Legislators, tenure fight contributed to Kim’s exit

Jessica Steeno

In a surprise announcement Tuesday night, Regent Hyon Kim withdrew her candidacy for a second term on the Board of Regents.
Her decision makes Kim the fourth regent this academic year to leave the 12-member board. In all, five seats have opened since October.
Kim said the lack of support from legislators in her district along with her desire to commit more time to her own business contributed to her decision not to run for re-election. She faced an uphill road; nearly half the applicants to the board are running for her seat.
“The more I thought about it, the more I thought it was a slap in the face,” Kim said. “I’m also assessing my time. I’m a small businesswoman, and I need to put my 24 hours a day into this business. I sacrificed my personal life for the University, and now the Legislature is saying, ‘let’s get rid of her.'”
Regent Stanley Sahlstrom, who was the first board member to announce his retirement, said Kim “appeared to be very concerned with all the issues that faced the board of regents, so I am very surprised. I’m sorry to see her leave.”
Many legislators were concerned that Kim was too outspoken on the tenure issue, that she was pushing too hard for the controversial reforms.
“She’s aligned herself with a faction of the board that has been very detrimental to the University,” said Sen. Richard Cohen, DFL-St. Paul. “Primarily this was with the tenure issue, which was unnecessary, inflammatory, and very damaging to the U.” Cohen represents the fourth congressional district, from which Kim was appointed.
“I thought it was wise for her to resign,” said Mindy Greiling, DFL-Roseville, who also represents the fourth district. “I thought that the tenure issue had put the icing on the cake of a lot of the people’s concerns about the Board of Regents, and that she had run into so much trouble with so many legislators being unhappy with that.”
However, Kim’s supporters called her an advocate for student issues.
“Regent Kim is a really good student regent,” said Minnesota Student Association President Helen Phin. “She’s been a proven leader for student causes on the board, and I am disappointed that she has chosen not to seek re-election.”
Kim was the first Asian-American to be elected to the board, and many of her supporters expressed concern that diversity among board members might diminish with her resignation.
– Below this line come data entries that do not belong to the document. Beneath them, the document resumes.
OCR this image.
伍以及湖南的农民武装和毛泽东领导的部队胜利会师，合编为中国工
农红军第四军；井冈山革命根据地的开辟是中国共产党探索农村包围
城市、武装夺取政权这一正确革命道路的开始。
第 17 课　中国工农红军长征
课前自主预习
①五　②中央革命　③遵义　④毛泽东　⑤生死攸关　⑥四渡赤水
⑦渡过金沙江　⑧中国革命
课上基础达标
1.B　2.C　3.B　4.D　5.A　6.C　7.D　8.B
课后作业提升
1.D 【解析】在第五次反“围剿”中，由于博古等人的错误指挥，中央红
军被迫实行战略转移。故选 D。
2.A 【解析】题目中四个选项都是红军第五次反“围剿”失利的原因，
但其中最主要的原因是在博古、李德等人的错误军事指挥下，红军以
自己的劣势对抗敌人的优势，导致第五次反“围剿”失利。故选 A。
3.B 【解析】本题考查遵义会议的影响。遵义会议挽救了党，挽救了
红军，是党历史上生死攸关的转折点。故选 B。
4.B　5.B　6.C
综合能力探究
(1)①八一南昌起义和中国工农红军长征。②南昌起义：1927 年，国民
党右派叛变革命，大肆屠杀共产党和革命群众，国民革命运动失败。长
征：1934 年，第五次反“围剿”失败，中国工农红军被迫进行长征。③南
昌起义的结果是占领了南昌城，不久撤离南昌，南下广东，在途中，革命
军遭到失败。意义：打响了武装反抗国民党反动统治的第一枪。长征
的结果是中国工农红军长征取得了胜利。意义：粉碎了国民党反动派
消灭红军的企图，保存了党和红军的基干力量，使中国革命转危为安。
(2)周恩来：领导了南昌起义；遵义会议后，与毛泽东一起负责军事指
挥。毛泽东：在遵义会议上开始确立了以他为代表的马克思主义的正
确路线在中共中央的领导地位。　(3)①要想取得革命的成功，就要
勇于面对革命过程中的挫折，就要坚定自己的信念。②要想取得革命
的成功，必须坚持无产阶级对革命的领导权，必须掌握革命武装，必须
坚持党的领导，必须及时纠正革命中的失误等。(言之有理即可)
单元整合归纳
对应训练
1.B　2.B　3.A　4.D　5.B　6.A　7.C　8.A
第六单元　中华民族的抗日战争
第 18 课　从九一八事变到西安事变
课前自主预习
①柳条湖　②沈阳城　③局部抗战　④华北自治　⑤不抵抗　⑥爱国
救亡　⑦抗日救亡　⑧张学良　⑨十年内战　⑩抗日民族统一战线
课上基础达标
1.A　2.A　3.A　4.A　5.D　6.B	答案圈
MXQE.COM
“I think she does provide a valuable perspective as somebody who is a graduate of the U, and who is a woman of color,” said Sen. Sandra Pappas, DFL-St. Paul. “She’s concerned about access to low-income students and communities of color, and now we’re not going to have that. There are plenty of qualified white males out there who want to be regents. It is difficult to find a qualified person of color who is willing to put the time and the work into it, especially when you’re vilified by the governor.”
Even those who have not been supporters of Kim acknowledged her contribution as a woman of color.
“I think she’s really brought an awareness to the Board of Regents of issues of inclusiveness and affirmative action,” said Greiling. “Being a woman of color, I think that was her contribution.”
But Phin was not especially concerned about the board losing the perspective of a person of color, saying that anyone with a personal commitment to issues important to students is a credit to the University.
Regent Wendell Anderson will not seek a third term as regent either. In December, Jean Keffeler resigned from the board and has been replaced by Michael O’Keefe. Regent H. Bryan Neel is seeking election to a second term on the board.